Che il teatro possa nascere da una visione è sempre stato vero: misteriose sono le vie che portano al cuore e all'intelligenza il desiderio di mettere in scena uno spettacolo. Alessandro Serra, instancabile ricercatore della forza scenica con la sua Compagnia Teatropersona (fondata nel 1999), la visione l'ha avuta mentre, con una paura inspiegabile che gli lavorava dentro, girava come fotografo i carnevali della Barbagia, nel 2006.
«Ero tornato nella mia Sardegna per documentare una realtà profonda come le feste barbaricine - dice Serra -. I sardi, quando hanno qualcosa di prezioso, se lo tengono stretto. Quelle maschere, i suoni, le voci, i sassi, il sangue, i campanacci, il vino sono stati per me un'illuminazione. Ho visto Shakespeare, la potenza che avrebbe avuto una delle sue opere maggiori recitata in sardo, la lingua meravigliosa, oscura e terribile che sentivo parlare in casa». Così è nato Macbettu, un Macbeth di Barbagia, interpretato solo da uomini, secondo i canoni elisabettiani. Lo vedremo da oggi a domenica al Teatro dell'Arte in Triennale, dove venne accolto con favore nel 2017. Anno in cui vinse il Premio Ubu e il Premio della critica teatrale. Serra aveva visto giusto, portando la tragedia del Bardo nell'aspra terra barbaricina, invece che nel Medioevo scozzese in cui si svolge la vicenda. «Persino l'inverno della Barbagia mi è sembrato perfetto, un paesaggio che porta negli abissi del male». Serra è sardo nato in continente, a Civitavecchia. «Mio nonno lì emigrò, con le sue pecore, come molti sardi che si imbarcavano per la Penisola. Lì sentivo parlare sardo, lingua che mi è rimasta dentro e mi porta alle radici». Lo spettacolo ha sovratitoli in italiano. «Ma ho visto» - dice il regista - che molti spettatori lasciano i sovratitoli e si accontentano della lingua che stanno ascoltando. Non capiranno ogni sfumatura, ma la sintonia con quel che vedono resta intatta».

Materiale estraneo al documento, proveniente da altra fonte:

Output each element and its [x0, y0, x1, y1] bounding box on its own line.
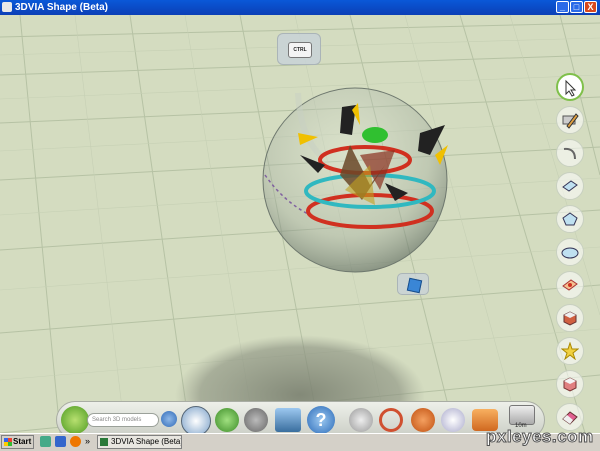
browser-icon[interactable] [55, 436, 66, 447]
firefox-icon[interactable] [70, 436, 81, 447]
ctrl-key-label: CTRL [288, 42, 312, 58]
grid-scale-icon[interactable] [509, 405, 535, 425]
select-arrow-icon [565, 79, 577, 97]
start-button[interactable]: Start [1, 435, 34, 449]
search-input[interactable]: Search 3D models [87, 413, 159, 427]
polygon-tool-button[interactable] [556, 205, 584, 233]
rectangle-icon [562, 180, 578, 192]
watermark: pxleyes.com [486, 427, 594, 447]
3dvia-app-icon [100, 438, 108, 446]
maximize-button[interactable]: □ [570, 1, 583, 13]
right-tool-palette [556, 73, 586, 433]
ellipse-icon [561, 247, 579, 259]
window-titlebar: 3DVIA Shape (Beta) _ □ X [0, 0, 600, 15]
select-tool-button[interactable] [556, 73, 584, 101]
help-icon[interactable]: ? [307, 406, 335, 433]
start-label: Start [13, 437, 32, 446]
texture-icon [563, 377, 577, 392]
taskbar-app-label: 3DVIA Shape (Beta) [111, 437, 182, 446]
polygon-icon [562, 212, 578, 226]
hand-pan-icon[interactable] [349, 408, 373, 432]
star-tool-button[interactable] [556, 337, 584, 365]
undo-icon[interactable] [215, 408, 239, 432]
redo-icon[interactable] [244, 408, 268, 432]
bottom-toolbar: Search 3D models ? 10m [56, 401, 545, 433]
walk-icon[interactable] [441, 408, 465, 432]
rectangle-tool-button[interactable] [556, 172, 584, 200]
desktop-icon[interactable] [40, 436, 51, 447]
3d-viewport[interactable]: CTRL Search 3D models ? 10m [0, 15, 600, 433]
paint-icon [562, 279, 578, 291]
window-title: 3DVIA Shape (Beta) [15, 2, 108, 13]
box-material-icon [563, 311, 577, 326]
pencil-ruler-icon [562, 113, 579, 129]
draw-tool-button[interactable] [556, 106, 584, 134]
spiral-icon[interactable] [181, 406, 211, 433]
zoom-icon[interactable] [411, 408, 435, 432]
texture-tool-button[interactable] [556, 370, 584, 398]
home-globe-icon[interactable] [61, 406, 89, 433]
paint-tool-button[interactable] [556, 271, 584, 299]
taskbar-app-button[interactable]: 3DVIA Shape (Beta) [97, 435, 182, 449]
ellipse-tool-button[interactable] [556, 238, 584, 266]
minimize-button[interactable]: _ [556, 1, 569, 13]
gallery-icon[interactable] [275, 408, 301, 432]
windows-flag-icon [4, 438, 12, 446]
arc-tool-button[interactable] [556, 139, 584, 167]
ctrl-key-hint: CTRL [277, 33, 321, 65]
quicklaunch-chevron[interactable]: » [85, 436, 90, 446]
scene-canvas [0, 15, 600, 433]
move-cube-handle[interactable] [397, 273, 429, 295]
search-go-icon[interactable] [161, 411, 177, 427]
box-tool-button[interactable] [556, 304, 584, 332]
close-button[interactable]: X [584, 1, 597, 13]
arc-icon [563, 147, 576, 160]
orbit-icon[interactable] [379, 408, 403, 432]
eraser-icon [562, 411, 578, 425]
star-shape-icon [561, 342, 579, 360]
app-icon [2, 2, 12, 12]
cube-icon [406, 277, 423, 294]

Il Macbettu è un fiore raro, una bizzarria della produzione teatrale italiana. Il critico Franco Cordelli lo stroncò, scrivendo: «Non vedo l'ora di non vederlo». Ma le critiche negative diventano volentieri una medaglia per aver osato, per non fermarsi alla trasposizione filologica di opere, come quelle del Bardo, tradotte e tradite in ogni parte del mondo. Nello spettacolo non c'è solo la lingua di Sardegna, ma altri segni che portano nel cuore della grande isola. Come le pietre sonore dell'artista Pinuccio Sciola, scomparso nel 2016. Le sue sculture sono conosciute nel mondo.
Serra le ha scelte per dare un'ulteriore identificazione al proprio lavoro teatrale: scrive, dirige, cura scene, luci, costumi e suoni (le musiche sono di Garau). Macbettu trova nel teatro dell'Arte la casa perfetta: nel dna della sala legata alla Triennale c'è la vocazione a promuovere la scena contemporanea ai più alti livelli.